É altamente provável que esta versão dos acontecimentos seja uma mentira. Até mesmo a explicação de Altmann a Holm de que ele havia fugido diretamente da Alemanha Oriental para a Bolívia deveria ter desencadeado uma ampla pesquisa de antecedentes. Indicações de tais pesquisas podem ser encontradas nos arquivos de Barbie, que estão nitidamente incompletos.

Acima de tudo, no entanto, Solinger fez anotações sobre o passado de Barbie na primeira reunião dos dois. Com base nessas informações, estava claro que o novo agente havia trabalhando durante a guerra para o Departamento Central de Segurança do Reich, a organização das SS que organizou o Holocausto. Ficava também claro que ele estava sendo procurado pelos franceses por supostos crimes de guerra. É difícil acreditar que Barbie não tenha aproveitado essa oportunidade para revelar a sua verdadeira identidade, ou que a equipe do BND não tenha pelo menos feito uma pesquisa relevante de antecedentes após esse fato.

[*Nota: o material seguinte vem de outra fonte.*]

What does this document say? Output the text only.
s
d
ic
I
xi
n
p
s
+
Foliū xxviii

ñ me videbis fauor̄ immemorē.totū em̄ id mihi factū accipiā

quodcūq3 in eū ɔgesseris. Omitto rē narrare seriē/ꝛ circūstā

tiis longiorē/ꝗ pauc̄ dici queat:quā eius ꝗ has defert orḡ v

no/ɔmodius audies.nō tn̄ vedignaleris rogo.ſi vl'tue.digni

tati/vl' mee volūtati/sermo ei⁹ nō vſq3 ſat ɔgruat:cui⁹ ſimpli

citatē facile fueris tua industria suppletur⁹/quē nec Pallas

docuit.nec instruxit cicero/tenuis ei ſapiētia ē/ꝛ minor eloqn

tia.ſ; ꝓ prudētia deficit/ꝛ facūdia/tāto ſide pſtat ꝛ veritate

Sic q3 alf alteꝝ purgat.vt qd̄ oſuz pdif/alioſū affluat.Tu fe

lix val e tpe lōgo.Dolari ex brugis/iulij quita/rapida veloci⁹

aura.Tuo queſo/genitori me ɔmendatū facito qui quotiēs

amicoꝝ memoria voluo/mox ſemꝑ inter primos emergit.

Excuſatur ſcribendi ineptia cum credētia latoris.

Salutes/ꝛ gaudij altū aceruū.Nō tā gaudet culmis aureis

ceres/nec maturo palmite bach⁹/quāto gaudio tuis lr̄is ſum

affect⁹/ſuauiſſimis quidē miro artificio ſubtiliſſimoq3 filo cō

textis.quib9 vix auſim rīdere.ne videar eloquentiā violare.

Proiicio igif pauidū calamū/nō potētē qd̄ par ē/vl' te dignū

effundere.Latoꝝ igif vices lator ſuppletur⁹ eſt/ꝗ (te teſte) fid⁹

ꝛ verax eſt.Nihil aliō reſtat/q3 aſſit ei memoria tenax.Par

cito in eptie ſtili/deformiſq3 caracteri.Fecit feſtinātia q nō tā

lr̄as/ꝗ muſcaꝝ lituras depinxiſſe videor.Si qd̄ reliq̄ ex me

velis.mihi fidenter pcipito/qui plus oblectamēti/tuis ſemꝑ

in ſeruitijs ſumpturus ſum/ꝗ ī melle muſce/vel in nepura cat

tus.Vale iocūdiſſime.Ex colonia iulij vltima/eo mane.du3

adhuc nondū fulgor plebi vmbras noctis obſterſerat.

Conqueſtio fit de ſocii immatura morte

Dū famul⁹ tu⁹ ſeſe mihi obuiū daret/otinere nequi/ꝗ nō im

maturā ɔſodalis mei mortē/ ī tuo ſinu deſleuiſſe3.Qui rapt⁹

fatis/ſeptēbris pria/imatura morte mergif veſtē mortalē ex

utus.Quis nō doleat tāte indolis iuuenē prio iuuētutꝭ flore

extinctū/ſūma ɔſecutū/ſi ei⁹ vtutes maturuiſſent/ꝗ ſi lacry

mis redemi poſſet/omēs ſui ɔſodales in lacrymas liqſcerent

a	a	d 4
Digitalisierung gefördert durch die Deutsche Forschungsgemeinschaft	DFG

Alguns oficiais de inteligência que não participavam do caso ficaram desconfiados quando o agente V-43118 recusou-se a viajar para a Alemanha para fazer treinamento. “Será que existe alguma coisa contra ele – as SS?”, redigiu um oficial de inteligência em um comentário manuscrito em 13 de setembro de 1966. Poucas semanas depois, todos os envolvidos sabiam que o gabinete do procurador público em Wiesbaden estava em busca de Barbie com base em uma investigação preliminar feita pelo Departamento Central para a Investigação de Crimes Nazistas, em Ludwigsburg.

Pedido a Berlim Oriental

Naquele momento, também ficou aparente que, nesse ínterim, Barbie teve uma discussão com Günther Motz, o embaixador alemão em La Paz. Barbie acusou Motz de “colocar os interesses dos judeus alemães acima dos interesses dos outros membros da colônia alemã”.

Por meio de um intermediário, ele fez contato com um oficial de propaganda do partido comunista alemão oriental, o SED, em Berlim Oriental, e apresentou um pedido de busca aos arquivos alemães orientais por informações incriminatórias da era nazista sobre Motz. “Tais ações não se constituem exatamente em uma indicação de uma atitude apropriada”, dizem os arquivos do BND.

No outono de 1966, a agência decidiu parar de trabalhar com Barbie, “a fim de evitar futuras complicações e dificuldades”. Conforme se constata hoje, a esperança de que não houvesse problemas no futuro acabou não se concretizando.